パッチクランプ記録MSNを使用すると、DREADD修飾細胞が神経回路にどのように統合され、その機能に影響を与えるかを正確に評価できます²¹。異なる手続き段階のための人工脳脊髄液(ACSF)組成は、パッチクランプにとって重要です。スライス調製時には、ショ糖ベースの人工脳脊髄液(s-ACSF)を強く推奨します。ショ糖の高浸透圧特性は、細胞の生存に不可欠なイオン勾配を維持しながら、切片化中のニューロンの腫脹を軽減します。電極の製造と品質管理は、記録の安定性を直接左右します。7-10 MΩの先端抵抗まで引っ張られたホウケイ酸ガラスピペットは、持続的なsEPSC記録のための交渉の余地のない前提条件を表しています。

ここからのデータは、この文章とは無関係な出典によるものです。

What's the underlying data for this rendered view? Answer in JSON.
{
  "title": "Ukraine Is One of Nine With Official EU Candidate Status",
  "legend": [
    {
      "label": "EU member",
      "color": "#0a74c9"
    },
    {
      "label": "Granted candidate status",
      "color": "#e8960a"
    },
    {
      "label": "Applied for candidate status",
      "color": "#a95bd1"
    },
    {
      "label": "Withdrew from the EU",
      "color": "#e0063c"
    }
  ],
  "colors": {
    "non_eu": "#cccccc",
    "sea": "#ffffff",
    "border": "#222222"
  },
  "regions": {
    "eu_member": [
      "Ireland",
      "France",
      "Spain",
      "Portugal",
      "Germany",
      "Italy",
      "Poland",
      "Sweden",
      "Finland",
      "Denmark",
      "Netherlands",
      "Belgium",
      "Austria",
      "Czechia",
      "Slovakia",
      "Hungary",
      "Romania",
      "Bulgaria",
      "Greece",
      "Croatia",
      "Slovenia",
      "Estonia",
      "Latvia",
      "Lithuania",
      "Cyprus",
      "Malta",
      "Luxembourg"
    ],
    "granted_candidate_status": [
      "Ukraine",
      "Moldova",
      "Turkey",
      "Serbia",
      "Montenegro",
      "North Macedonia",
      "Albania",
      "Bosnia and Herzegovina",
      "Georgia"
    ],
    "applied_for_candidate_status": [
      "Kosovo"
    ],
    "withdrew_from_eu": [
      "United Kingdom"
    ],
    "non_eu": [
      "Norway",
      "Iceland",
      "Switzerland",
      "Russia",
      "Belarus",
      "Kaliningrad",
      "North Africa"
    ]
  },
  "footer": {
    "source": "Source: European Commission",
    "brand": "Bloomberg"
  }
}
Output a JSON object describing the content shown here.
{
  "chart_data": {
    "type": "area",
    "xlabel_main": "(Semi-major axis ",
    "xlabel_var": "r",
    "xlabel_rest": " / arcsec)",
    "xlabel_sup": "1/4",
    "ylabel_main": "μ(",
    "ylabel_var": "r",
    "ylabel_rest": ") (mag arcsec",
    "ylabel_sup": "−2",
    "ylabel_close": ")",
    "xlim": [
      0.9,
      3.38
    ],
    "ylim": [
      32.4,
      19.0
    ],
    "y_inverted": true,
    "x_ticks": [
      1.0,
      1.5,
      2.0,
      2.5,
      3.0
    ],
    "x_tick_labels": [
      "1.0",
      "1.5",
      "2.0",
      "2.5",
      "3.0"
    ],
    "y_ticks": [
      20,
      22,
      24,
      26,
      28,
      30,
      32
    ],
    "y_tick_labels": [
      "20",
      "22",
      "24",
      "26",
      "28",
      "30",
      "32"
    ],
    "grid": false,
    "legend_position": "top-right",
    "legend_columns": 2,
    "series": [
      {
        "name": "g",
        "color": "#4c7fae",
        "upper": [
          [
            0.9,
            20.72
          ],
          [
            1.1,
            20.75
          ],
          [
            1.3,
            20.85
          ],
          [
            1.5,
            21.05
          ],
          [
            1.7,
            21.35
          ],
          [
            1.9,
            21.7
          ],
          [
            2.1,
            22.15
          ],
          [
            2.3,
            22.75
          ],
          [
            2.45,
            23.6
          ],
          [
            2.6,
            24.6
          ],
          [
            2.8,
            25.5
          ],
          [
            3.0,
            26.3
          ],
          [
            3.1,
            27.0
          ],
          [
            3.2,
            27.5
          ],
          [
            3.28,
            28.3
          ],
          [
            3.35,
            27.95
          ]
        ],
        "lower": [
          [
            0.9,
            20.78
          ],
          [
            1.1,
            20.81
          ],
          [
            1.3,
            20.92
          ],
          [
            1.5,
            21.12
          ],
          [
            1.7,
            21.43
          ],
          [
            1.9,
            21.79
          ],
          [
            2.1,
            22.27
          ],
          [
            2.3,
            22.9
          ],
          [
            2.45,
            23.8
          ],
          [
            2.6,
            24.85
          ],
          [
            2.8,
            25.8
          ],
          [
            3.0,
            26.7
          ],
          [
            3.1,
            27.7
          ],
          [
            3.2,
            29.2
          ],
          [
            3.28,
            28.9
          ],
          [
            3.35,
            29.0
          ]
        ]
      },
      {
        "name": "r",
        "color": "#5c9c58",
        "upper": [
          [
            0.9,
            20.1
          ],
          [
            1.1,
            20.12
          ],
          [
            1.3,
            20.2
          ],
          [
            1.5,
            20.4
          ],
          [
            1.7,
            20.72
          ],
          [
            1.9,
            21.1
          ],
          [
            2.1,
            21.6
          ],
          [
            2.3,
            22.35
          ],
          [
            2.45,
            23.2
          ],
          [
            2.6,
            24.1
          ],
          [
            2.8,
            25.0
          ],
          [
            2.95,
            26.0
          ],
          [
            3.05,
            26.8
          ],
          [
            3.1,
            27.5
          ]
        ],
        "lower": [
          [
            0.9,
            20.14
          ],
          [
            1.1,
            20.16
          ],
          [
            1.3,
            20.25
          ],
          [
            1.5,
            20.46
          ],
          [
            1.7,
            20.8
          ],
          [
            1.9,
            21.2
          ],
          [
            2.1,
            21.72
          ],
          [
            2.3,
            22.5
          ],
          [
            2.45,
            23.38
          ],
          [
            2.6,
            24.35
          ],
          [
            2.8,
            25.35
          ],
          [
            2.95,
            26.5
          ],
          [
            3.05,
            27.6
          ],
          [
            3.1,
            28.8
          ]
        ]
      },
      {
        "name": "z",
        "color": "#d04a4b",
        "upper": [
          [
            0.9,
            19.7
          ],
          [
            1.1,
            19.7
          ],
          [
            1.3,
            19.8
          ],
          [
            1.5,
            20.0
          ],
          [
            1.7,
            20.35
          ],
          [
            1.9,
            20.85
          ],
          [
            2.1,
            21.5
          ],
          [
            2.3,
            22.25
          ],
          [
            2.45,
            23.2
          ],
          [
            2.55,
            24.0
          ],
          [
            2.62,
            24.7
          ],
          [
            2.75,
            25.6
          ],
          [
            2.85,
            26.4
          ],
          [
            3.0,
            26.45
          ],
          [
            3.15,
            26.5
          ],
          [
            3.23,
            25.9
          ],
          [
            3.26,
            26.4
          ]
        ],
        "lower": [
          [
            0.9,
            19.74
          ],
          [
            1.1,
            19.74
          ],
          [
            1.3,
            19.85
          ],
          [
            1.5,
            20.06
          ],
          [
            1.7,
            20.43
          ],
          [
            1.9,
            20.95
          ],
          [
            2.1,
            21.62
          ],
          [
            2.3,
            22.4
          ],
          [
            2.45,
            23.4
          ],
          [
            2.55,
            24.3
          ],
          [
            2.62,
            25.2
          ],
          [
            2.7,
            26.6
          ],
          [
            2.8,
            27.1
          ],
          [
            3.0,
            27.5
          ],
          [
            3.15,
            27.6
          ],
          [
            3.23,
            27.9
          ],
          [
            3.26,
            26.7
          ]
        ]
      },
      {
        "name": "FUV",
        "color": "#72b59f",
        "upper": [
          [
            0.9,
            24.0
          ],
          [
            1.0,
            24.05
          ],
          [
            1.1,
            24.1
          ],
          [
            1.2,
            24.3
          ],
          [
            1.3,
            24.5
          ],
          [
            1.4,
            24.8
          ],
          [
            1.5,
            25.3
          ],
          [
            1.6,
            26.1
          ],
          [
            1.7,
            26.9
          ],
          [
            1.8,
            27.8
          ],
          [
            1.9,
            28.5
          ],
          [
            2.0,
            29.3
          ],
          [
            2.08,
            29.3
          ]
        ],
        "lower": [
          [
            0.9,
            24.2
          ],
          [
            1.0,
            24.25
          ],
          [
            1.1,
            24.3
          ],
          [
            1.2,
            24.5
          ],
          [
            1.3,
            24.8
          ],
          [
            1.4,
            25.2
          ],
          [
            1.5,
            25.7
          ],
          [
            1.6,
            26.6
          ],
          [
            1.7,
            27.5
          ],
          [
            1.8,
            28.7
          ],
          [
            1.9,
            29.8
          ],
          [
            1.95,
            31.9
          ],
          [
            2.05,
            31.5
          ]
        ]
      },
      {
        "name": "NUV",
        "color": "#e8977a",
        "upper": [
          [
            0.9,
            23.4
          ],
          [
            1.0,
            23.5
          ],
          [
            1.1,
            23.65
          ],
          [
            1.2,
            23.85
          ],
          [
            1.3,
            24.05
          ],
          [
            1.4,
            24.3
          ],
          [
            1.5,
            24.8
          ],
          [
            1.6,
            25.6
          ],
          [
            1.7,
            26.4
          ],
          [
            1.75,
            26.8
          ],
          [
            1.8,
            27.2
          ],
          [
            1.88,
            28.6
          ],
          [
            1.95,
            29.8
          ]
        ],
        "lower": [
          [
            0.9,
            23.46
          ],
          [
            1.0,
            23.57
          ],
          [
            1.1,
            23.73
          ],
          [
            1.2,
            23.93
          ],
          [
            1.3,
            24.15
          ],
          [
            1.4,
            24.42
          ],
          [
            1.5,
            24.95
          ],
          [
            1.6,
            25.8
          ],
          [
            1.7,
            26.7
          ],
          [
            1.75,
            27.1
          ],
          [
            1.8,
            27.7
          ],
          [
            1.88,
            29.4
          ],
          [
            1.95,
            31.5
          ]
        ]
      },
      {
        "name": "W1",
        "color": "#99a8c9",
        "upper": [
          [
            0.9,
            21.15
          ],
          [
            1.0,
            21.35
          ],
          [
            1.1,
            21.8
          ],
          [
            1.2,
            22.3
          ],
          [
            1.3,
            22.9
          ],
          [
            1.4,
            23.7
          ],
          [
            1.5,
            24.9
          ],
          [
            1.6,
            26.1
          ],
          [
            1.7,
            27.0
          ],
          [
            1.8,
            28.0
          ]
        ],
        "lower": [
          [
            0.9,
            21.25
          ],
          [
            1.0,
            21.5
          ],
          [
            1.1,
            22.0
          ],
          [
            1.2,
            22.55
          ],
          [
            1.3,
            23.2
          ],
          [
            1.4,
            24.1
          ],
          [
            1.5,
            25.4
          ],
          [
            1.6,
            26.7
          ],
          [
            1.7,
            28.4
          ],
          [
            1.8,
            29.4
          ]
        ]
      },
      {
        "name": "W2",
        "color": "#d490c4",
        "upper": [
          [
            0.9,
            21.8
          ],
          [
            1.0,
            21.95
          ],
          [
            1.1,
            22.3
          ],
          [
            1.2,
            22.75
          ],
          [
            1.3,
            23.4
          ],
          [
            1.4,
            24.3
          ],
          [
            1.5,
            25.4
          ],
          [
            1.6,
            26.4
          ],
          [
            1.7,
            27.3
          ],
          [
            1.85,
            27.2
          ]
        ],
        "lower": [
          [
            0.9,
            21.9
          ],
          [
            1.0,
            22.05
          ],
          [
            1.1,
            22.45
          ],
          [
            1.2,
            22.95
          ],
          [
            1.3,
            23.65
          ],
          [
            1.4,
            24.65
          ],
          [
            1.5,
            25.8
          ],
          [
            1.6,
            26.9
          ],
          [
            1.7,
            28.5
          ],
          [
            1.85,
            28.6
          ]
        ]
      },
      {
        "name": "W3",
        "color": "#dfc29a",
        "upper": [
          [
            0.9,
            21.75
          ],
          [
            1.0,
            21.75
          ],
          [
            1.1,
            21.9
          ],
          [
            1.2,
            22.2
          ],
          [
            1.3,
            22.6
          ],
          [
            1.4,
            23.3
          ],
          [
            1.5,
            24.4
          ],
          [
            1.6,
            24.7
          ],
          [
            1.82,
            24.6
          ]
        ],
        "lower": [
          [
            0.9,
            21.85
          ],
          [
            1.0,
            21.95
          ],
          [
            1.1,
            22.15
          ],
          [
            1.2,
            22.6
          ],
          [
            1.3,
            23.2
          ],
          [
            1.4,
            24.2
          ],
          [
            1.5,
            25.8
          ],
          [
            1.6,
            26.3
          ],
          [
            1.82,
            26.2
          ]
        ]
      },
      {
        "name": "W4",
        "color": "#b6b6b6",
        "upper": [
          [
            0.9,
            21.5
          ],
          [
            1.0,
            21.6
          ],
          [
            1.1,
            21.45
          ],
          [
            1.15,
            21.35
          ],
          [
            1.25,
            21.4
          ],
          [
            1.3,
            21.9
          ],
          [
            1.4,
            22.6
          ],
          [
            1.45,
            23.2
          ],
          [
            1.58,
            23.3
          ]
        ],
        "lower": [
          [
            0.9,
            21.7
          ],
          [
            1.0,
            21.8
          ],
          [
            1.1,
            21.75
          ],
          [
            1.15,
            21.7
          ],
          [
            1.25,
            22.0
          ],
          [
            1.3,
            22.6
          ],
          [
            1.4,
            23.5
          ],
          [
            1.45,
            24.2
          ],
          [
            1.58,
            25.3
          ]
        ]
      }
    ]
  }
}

抵抗が5MΩ未満の最適でないピペットは、ピペット溶液と細胞質との間の拡散交換が加速され、3〜5分以内に進行性の電流ランダウンにつながります。

しかし、この研究は、操作された iNSC-DAP を介した PD マウスの運動行動とシナプス活動の化学遺伝学的調節、二重定位固定装置による介入と慢性 CNO 投与に関連する大幅な手続き上の消耗を示しており、免疫不全モデル、特に外科的標準化に関して、洗練された異種移植パラダイムの必要性を強調しています。CRISPR/Cas9を介したDREADD受容体エンジニアリングと、行動アッセイ(シリンダーテスト)および全細胞パッチクランプ電気生理学による回路レベルの調査を組み合わせたこの戦略は、ニューロンサブタイプ特異的な神経調節の青写真を提供し、神経変性疾患の精密細胞治療を進歩させるための汎用性の高いツールキットを提供します。

著者には、開示すべき利益相反はありません。

この研究は、北京自然科学基金会(7242068)、中国国家自然科学基金会(82171250)、北京市衛生委員会基金(PXM2020_026283_000005)、北京関連医学研究機関技術開発プロジェクト(11000023T000002036310)の支援を受けました。